Roper is an enthusiastic backer of the trend toward “market based” medicine, where supply and demand, rather than regulatory policy, is the control mechanism. He claims not to worry that competition will shift the focus away from the quality of care. Instead, Roper thinks the more hospitals and doctors are forced to compete, the better care they will provide, in order to attract customers.

A measure of Roper’s success as HCFA administrator is that most of the medical industry detests him. When a federal official is praised by the interest group he supervises--as a “fine public servant,” invited to give the keynote address at trade-association conventions--this is a sure sign he has been co-opted. Administrators who make interest-group blood boil, by contrast, are the ones onto their client’s tricks. In his first year, Roper put through several technical changes in Medicare payment formulas that closed loopholes beloved by health-care providers; this year he plans to close more.

Meanwhile doctors nationwide have been a mite hypersensitive since Roper’s appointment, fearing he will advocate prospective payment for all physicians, not just the RAPs. Roper, however, is aiming for something doctors will like even less--”capitation.”

In a capitated Medicare system, doctors would receive a flat fee per patient seen, regardless of ailment. There would be no billing of specific tests and procedures. If a patient needed more attention than the fee covered, the doctor would have to provide it free; if he needed less, the doctor could keep any money left over. Theoretically, over a year all pluses and minuses would balance out; meanwhile paper-work costs would be slashed, and a new incentive for cost-efficiency created. Incentives to take shortcuts would, of course, also be created.

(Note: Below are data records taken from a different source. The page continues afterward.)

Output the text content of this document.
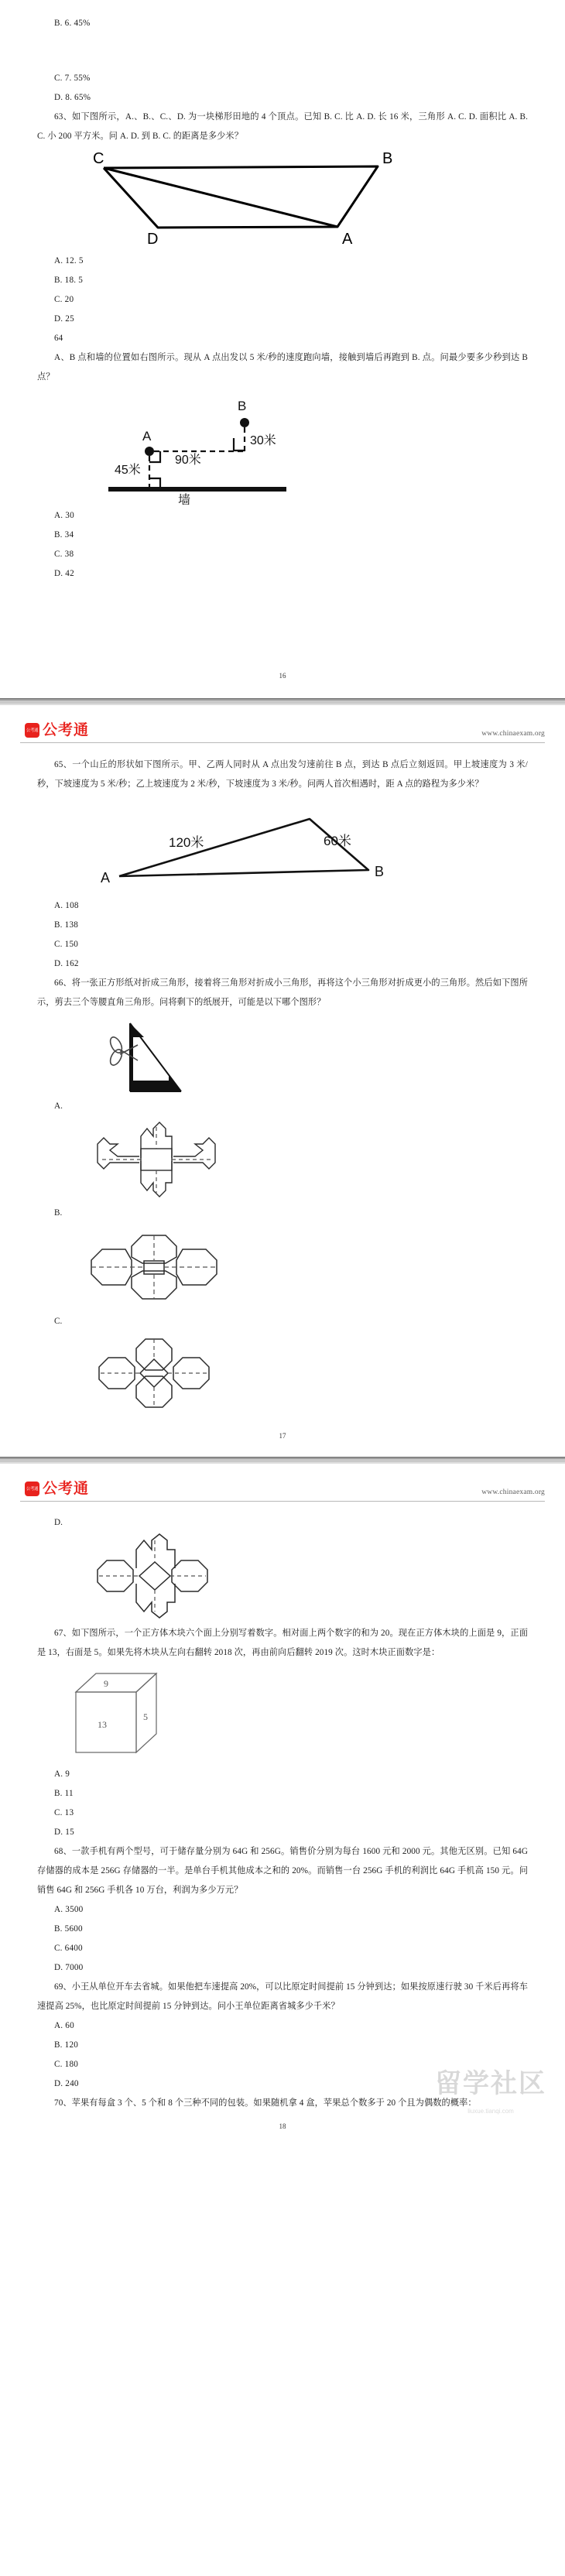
B. 6. 45%

C. 7. 55%

D. 8. 65%

63、如下图所示，A.、B.、C.、D. 为一块梯形田地的 4 个顶点。已知 B. C. 比 A. D. 长 16 米，三角形 A. C. D. 面积比 A. B. C. 小 200 平方米。问 A. D. 到 B. C. 的距离是多少米？

C	B
D	A

A. 12. 5

B. 18. 5

C. 20

D. 25

64

A、B 点和墙的位置如右图所示。现从 A 点出发以 5 米/秒的速度跑向墙，接触到墙后再跑到 B. 点。问最少要多少秒到达 B 点？

B
30米
A
90米
45米
墙

A. 30

B. 34

C. 38

D. 42

16
公考通 公考通	www.chinaexam.org

65、一个山丘的形状如下图所示。甲、乙两人同时从 A 点出发匀速前往 B 点，到达 B 点后立刻返回。甲上坡速度为 3 米/秒，下坡速度为 5 米/秒；乙上坡速度为 2 米/秒，下坡速度为 3 米/秒。问两人首次相遇时，距 A 点的路程为多少米？

A	B
120米	60米

A. 108

B. 138

C. 150

D. 162

66、将一张正方形纸对折成三角形，接着将三角形对折成小三角形，再将这个小三角形对折成更小的三角形。然后如下图所示，剪去三个等腰直角三角形。问将剩下的纸展开，可能是以下哪个图形？

A.

B.

C.

17
公考通 公考通	www.chinaexam.org

D.

67、如下图所示，一个正方体木块六个面上分别写着数字。相对面上两个数字的和为 20。现在正方体木块的上面是 9，正面是 13，右面是 5。如果先将木块从左向右翻转 2018 次，再由前向后翻转 2019 次。这时木块正面数字是：

9
13
5

A. 9

B. 11

C. 13

D. 15

68、一款手机有两个型号，可于储存量分别为 64G 和 256G。销售价分别为每台 1600 元和 2000 元。其他无区别。已知 64G 存储器的成本是 256G 存储器的一半。是单台手机其他成本之和的 20%。而销售一台 256G 手机的利润比 64G 手机高 150 元。问销售 64G 和 256G 手机各 10 万台，利润为多少万元？

A. 3500

B. 5600

C. 6400

D. 7000

69、小王从单位开车去省城。如果他把车速提高 20%，可以比原定时间提前 15 分钟到达；如果按原速行驶 30 千米后再将车速提高 25%，也比原定时间提前 15 分钟到达。问小王单位距离省城多少千米？

A. 60

B. 120

C. 180

D. 240

70、苹果有每盒 3 个、5 个和 8 个三种不同的包装。如果随机拿 4 盒，苹果总个数多于 20 个且为偶数的概率：

18
留学社区
liuxue.tianqi.com
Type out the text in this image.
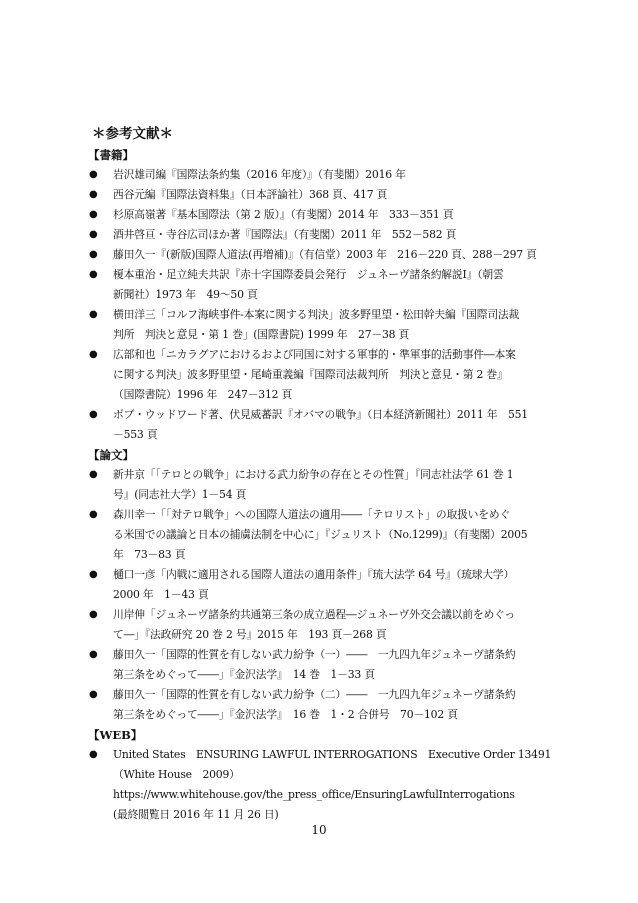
＊参考文献＊
【書籍】
● 岩沢雄司編『国際法条約集（2016 年度）』（有斐閣）2016 年
● 西谷元編『国際法資料集』（日本評論社）368 頁、417 頁
● 杉原高嶺著『基本国際法（第 2 版）』（有斐閣）2014 年　333－351 頁
● 酒井啓亘・寺谷広司ほか著『国際法』（有斐閣）2011 年　552－582 頁
● 藤田久一『(新版)国際人道法(再増補)』（有信堂）2003 年　216－220 頁、288－297 頁
● 榎本重治・足立純夫共訳『赤十字国際委員会発行　ジュネーヴ諸条約解説Ⅰ』（朝雲
新聞社）1973 年　49～50 頁
● 横田洋三「コルフ海峡事件-本案に関する判決」波多野里望・松田幹夫編『国際司法裁
判所　判決と意見・第 1 巻」(国際書院) 1999 年　27－38 頁
● 広部和也「ニカラグアにおけるおよび同国に対する軍事的・準軍事的活動事件―本案
に関する判決」波多野里望・尾崎重義編『国際司法裁判所　判決と意見・第 2 巻』
（国際書院）1996 年　247－312 頁
● ボブ・ウッドワード著、伏見威蕃訳『オバマの戦争』（日本経済新聞社）2011 年　551
－553 頁
【論文】
● 新井京「「テロとの戦争」における武力紛争の存在とその性質」『同志社法学 61 巻 1
号』(同志社大学）1－54 頁
● 森川幸一「「対テロ戦争」への国際人道法の適用――「テロリスト」の取扱いをめぐ
る米国での議論と日本の捕虜法制を中心に」『ジュリスト（No.1299)』（有斐閣）2005
年　73－83 頁
● 樋口一彦「内戦に適用される国際人道法の適用条件」『琉大法学 64 号』（琉球大学）
2000 年　1－43 頁
● 川岸伸「ジュネーヴ諸条約共通第三条の成立過程―ジュネーヴ外交会議以前をめぐっ
て―」『法政研究 20 巻 2 号』2015 年　193 頁－268 頁
● 藤田久一「国際的性質を有しない武力紛争（一）――　一九四九年ジュネーヴ諸条約
第三条をめぐって――」『金沢法学』　14 巻　1－33 頁
● 藤田久一「国際的性質を有しない武力紛争（二）――　一九四九年ジュネーヴ諸条約
第三条をめぐって――」『金沢法学』　16 巻　1・2 合併号　70－102 頁
【WEB】
● United States　ENSURING LAWFUL INTERROGATIONS　Executive Order 13491
（White House　2009）
https://www.whitehouse.gov/the_press_office/EnsuringLawfulInterrogations
(最終閲覧日 2016 年 11 月 26 日)
10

The Reagan Administration maneuvered to introduce such legislation last year. That version was called a “medical voucher” plan, and though “voucher” is a magic word to right-wing fund-raisers, it doesn’t work in Congress. Another bill to capitate Medicare is expected this spring: It will abandon the term voucher, using the pleasant label, Medicare Expanded Choice Act. “We hope this will sound less threatening than capitation,” Roper said.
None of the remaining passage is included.